Em outra correspondência, o vovô conquistador anota: “Verinha, querida. Você vem cá, vovô conta estória. Você não vai me duvidar, hem? Aqui tem histórias muito bonitas, muitas, muitas. Do macaco risonho. Do boi de chapéu. Do peixe pintado. Do trem de ferro que queria pegar outro trem. Da noiva que casou num barco. Das noivas que foram à casa da fada-boa. Da bruxa má que casou com o macacão. Saudades, lembranças, beijos do Vovô.” Todas as cartas são ilustradas por desenhos do escritor, representando animais, carros, casas, as netas e ele próprio.

Em uma das visitas de Vera ao Rio, o avô se transforma em secretário da neta e faz uma “cópia fiel” do texto da menina, escrevendo-o em um cartão ilustrado com dois cachorrinhos: “Queída Biatiz Eêna, minha irmãzinha. Catão bonito, com caçoinho, dois caçoinhos. Pa você. Mamãe queída. Papai queído. Irmãozinhos queídos.” O livro ainda traz encartada outra surpresa: um envelope de papelão em fac-símile em que estão guardados alguns cartões selecionados.

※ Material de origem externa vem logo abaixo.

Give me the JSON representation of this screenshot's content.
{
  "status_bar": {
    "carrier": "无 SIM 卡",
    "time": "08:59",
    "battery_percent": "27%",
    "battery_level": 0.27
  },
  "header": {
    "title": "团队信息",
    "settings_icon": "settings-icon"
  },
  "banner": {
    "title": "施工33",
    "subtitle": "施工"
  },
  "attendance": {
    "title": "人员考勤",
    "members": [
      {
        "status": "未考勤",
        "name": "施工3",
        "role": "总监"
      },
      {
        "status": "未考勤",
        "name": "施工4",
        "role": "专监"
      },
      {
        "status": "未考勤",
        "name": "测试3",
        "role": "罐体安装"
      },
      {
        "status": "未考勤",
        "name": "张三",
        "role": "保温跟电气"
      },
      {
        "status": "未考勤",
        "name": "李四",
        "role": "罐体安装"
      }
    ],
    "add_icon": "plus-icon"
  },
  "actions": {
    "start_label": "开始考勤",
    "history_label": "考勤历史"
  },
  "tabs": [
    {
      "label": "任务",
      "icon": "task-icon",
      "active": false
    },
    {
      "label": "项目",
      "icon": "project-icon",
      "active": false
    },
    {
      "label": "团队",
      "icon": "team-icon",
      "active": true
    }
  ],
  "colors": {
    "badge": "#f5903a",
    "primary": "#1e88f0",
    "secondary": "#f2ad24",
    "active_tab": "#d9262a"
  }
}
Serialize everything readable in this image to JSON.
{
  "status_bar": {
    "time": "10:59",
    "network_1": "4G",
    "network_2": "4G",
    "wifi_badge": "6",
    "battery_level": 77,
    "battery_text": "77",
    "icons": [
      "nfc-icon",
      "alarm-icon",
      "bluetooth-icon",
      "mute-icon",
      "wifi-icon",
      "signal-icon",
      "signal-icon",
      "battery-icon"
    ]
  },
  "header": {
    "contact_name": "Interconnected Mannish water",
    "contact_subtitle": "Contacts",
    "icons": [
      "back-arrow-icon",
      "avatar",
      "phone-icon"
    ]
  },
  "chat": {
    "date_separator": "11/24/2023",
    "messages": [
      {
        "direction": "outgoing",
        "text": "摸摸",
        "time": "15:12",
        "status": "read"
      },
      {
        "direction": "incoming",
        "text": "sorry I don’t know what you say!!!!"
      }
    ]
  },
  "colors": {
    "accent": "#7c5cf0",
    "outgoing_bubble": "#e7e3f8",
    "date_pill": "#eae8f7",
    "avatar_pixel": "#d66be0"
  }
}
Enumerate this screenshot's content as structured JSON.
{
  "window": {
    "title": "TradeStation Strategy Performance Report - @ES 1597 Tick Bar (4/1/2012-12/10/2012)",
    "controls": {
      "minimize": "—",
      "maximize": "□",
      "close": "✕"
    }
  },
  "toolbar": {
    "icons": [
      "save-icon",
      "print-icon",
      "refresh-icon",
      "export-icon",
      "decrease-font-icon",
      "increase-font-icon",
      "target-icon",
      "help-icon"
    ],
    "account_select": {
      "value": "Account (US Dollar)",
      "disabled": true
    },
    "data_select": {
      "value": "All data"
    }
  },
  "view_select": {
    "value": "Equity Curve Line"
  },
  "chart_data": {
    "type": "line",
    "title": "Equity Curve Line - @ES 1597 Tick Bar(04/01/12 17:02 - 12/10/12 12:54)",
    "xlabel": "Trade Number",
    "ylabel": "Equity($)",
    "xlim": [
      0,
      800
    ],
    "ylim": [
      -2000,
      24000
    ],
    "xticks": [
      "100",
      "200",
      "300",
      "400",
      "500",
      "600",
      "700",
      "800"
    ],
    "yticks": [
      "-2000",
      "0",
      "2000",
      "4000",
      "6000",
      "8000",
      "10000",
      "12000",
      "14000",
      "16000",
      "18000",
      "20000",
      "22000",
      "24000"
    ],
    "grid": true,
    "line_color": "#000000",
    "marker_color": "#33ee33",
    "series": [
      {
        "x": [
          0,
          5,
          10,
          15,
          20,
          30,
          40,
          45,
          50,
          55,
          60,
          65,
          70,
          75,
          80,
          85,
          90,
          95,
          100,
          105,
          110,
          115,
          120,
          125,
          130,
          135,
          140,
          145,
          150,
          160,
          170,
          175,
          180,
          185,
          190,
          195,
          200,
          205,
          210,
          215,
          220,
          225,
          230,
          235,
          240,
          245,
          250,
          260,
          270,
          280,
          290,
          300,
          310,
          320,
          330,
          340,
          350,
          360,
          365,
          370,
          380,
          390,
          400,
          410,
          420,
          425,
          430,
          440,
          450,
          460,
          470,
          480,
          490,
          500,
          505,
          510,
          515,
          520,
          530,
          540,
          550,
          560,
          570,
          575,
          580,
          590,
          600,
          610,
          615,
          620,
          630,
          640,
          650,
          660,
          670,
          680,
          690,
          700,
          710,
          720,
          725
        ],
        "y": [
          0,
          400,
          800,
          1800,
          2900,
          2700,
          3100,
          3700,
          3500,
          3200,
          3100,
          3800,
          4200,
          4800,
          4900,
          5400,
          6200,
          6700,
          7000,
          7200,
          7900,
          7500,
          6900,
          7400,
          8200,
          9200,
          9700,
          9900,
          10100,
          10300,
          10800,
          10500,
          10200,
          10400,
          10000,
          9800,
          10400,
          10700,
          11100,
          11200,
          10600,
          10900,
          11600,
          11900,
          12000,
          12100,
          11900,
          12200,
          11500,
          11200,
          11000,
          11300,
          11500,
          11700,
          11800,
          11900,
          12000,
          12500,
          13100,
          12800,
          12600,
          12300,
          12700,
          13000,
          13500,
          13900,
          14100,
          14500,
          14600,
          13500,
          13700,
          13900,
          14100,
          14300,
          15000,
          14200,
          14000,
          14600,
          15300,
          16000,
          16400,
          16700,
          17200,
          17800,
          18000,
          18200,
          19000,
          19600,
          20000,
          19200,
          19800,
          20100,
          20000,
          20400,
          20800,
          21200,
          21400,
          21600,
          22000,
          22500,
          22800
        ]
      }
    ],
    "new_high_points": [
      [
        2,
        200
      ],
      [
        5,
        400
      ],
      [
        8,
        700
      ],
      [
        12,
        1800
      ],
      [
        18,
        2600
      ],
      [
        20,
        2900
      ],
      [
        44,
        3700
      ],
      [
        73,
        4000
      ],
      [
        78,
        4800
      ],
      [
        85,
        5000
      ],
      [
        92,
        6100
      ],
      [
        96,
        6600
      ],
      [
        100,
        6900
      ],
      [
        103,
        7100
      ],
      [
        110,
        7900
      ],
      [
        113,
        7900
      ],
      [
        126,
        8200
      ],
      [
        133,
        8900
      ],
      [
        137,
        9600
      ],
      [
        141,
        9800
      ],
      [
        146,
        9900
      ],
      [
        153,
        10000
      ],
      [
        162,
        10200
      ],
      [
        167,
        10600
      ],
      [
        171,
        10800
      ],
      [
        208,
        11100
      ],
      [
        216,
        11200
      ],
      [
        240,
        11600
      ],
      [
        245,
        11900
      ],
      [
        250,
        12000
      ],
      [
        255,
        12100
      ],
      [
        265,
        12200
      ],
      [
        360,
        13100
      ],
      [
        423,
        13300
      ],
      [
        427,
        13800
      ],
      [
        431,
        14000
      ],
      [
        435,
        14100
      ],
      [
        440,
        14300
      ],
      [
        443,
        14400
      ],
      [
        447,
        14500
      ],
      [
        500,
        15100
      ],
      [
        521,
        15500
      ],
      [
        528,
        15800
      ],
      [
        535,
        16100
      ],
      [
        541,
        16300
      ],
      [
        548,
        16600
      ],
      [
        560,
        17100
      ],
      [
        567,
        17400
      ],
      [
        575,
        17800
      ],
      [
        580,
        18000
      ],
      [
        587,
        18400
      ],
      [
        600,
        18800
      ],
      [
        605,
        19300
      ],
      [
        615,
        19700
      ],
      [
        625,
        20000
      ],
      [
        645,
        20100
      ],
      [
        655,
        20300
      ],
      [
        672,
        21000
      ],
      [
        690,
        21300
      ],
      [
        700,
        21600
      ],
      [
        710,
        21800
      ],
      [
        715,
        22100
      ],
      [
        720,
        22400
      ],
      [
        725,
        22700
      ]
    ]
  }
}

Funciona como se o leitor estivesse fuçando uma gaveta que, por descuido, Guimarães Rosa tivesse deixado aberta.

A edição finaliza de maneira comovente, com um desenho feito na data da morte do escritor, em 19 de novembro de 1967 – três dias após ter assumido sua cadeira na Academia Brasileira de Letras -, em que ele tentava convencer Vera a permanecer mais uma semana no Rio. A agenda seria esta: “20/11 – comprar bolsa e sapato; 21 a 24/11 – passeios na praia, no Jardim Botânico, no Zoológico, nos parques.” Infelizmente, um enfarte impediu que vovô Joãozinho cumprisse o prometido.